Kormakur si avventura in una costruzione a due linee narrative il cui intersecarsi iniziamo forse a intravedere un po’ troppo tardi; si muove con una certa sicurezza in scenari cui riesce a dare un taglio simbolico (gli istituti di ricerca, l’appartamento dell’investigatore macerato e chiuso in sé) e aggiunge perfino un paio di tocchi di maledettismo quando inizia a scavare fra vecchi cadaveri e cimiteri in riva al tempestoso mare del nord. Annotazioni ironiche ce ne sono (anche gli islandesi ridono) ma la cosa che ha più divertito il pubblico giovane di Karlovy Vary è lo scoprire con quanta convinzione e nonchalance sull’isola atlantica si possano mangiare teste di capra neanche fossero panini al salame.
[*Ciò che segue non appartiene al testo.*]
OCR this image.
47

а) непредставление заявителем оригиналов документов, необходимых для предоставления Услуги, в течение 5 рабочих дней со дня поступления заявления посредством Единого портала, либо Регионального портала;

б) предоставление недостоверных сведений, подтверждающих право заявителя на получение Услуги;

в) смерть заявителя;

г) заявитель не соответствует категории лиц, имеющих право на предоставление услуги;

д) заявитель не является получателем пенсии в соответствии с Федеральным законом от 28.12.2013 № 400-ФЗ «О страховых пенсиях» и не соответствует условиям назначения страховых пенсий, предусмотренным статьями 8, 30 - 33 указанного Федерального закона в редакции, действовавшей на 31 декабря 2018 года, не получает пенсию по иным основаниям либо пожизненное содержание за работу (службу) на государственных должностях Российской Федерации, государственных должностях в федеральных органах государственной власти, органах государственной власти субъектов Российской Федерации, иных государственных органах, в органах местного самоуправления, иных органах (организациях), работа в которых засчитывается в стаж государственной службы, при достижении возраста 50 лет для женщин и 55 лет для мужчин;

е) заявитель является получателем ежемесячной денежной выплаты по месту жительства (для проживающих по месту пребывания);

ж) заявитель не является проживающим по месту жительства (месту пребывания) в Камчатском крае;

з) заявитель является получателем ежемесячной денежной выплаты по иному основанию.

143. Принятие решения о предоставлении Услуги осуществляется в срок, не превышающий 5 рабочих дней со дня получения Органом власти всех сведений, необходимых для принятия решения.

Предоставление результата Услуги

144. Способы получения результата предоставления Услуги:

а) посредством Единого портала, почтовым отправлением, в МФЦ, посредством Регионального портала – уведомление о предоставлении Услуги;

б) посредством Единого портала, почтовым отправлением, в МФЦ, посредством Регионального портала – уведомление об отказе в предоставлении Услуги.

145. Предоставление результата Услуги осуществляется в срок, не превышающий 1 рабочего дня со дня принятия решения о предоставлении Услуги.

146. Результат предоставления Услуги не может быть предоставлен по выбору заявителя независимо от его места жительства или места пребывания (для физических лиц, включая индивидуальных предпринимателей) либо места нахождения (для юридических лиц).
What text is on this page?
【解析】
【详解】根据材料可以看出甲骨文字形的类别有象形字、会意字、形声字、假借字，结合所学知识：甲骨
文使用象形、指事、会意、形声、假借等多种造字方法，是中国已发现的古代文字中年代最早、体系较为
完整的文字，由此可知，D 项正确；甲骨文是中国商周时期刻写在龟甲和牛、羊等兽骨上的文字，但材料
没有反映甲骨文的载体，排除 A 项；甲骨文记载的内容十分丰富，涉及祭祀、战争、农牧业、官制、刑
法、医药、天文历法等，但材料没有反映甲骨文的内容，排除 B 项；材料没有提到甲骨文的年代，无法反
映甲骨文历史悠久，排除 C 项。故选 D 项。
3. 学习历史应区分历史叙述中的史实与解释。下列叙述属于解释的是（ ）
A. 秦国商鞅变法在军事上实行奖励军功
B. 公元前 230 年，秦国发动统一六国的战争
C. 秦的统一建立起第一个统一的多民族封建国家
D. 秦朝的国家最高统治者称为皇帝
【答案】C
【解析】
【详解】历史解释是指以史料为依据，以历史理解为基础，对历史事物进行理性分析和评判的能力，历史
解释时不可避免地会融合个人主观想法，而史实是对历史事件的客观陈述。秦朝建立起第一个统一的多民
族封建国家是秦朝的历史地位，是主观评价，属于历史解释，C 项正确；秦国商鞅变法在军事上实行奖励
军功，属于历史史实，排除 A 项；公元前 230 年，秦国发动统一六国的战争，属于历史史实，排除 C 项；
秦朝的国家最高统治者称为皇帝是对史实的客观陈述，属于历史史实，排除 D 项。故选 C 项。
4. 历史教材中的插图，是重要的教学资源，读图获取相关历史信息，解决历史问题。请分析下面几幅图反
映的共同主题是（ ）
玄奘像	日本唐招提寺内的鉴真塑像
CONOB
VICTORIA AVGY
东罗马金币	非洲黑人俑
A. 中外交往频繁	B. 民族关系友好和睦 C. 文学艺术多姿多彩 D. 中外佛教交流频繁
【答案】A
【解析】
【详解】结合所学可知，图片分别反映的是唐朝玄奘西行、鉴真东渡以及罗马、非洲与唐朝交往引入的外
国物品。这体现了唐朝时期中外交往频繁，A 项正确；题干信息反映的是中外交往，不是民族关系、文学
L’ultimo film del nostro lotto è quello che meno ci convince, sebbene già dalle sue dichiarazioni la regista tedesca esordiente Elke Hauck abbia sottolineato l’intenzionale piglio semidocumentaristico della vicenda. Karger è il nome del film, e anche quello del protagonista eponimo, che rappresenta un modello quasi ideale di trentenne comune e semifallito che (con stili diversissimi) potrebbero sviluppare da un lato i Deardenne, dall’altro Guediguian o forse Loach. Qui non si arriva però né ai toni esistenziali e scarni dei fratelli di Rosetta, né tanto meno a una qualche presa di coscienza operaia: questo Karger è una sorta di nuda e cruda tranche de vie di una cittadina tedesca portata sullo schermo da non professionisti che non sono molto lontani dalle condizioni descritte nel film stesso. Il pretesto di una riunione di vecchi alunni porta la regista Hauck, gli attori-personaggi e noi pure ad interrogarci sulla possibilità di fare bilanci e capire come mai non si sia mai usciti da un buco di periferia e da una vita imposta dalla nascita e non scelta coscientemente. Il tranquillo operaio appena divorziato e licenziato si muove per forza di inerzia con l’istinto animale di un essere vivente incastrato in una delle tante fogne del mondo, senza una leva che lo possa cavar fuori. Tale leva non sarà l’amore, né il lavoro, né tanto meno un qualsiasi spunto ideale. Tutto rimane così com’era (forse anzi un po’ peggiora). Purtroppo rimane in uno stato di distratta apatia anche lo spettatore, che è indeciso se prendere il film per quel che è (una triste e realistica fotografia di una zona poco attraente del centro Europa) o andare alla ricerca di una qualche chiave di lettura metaforica o di colpi di reni registici. I quali purtroppo non ci sono, motivo per cui anche noi lasceremo il buon Karger alla sua fredda e monotona vita.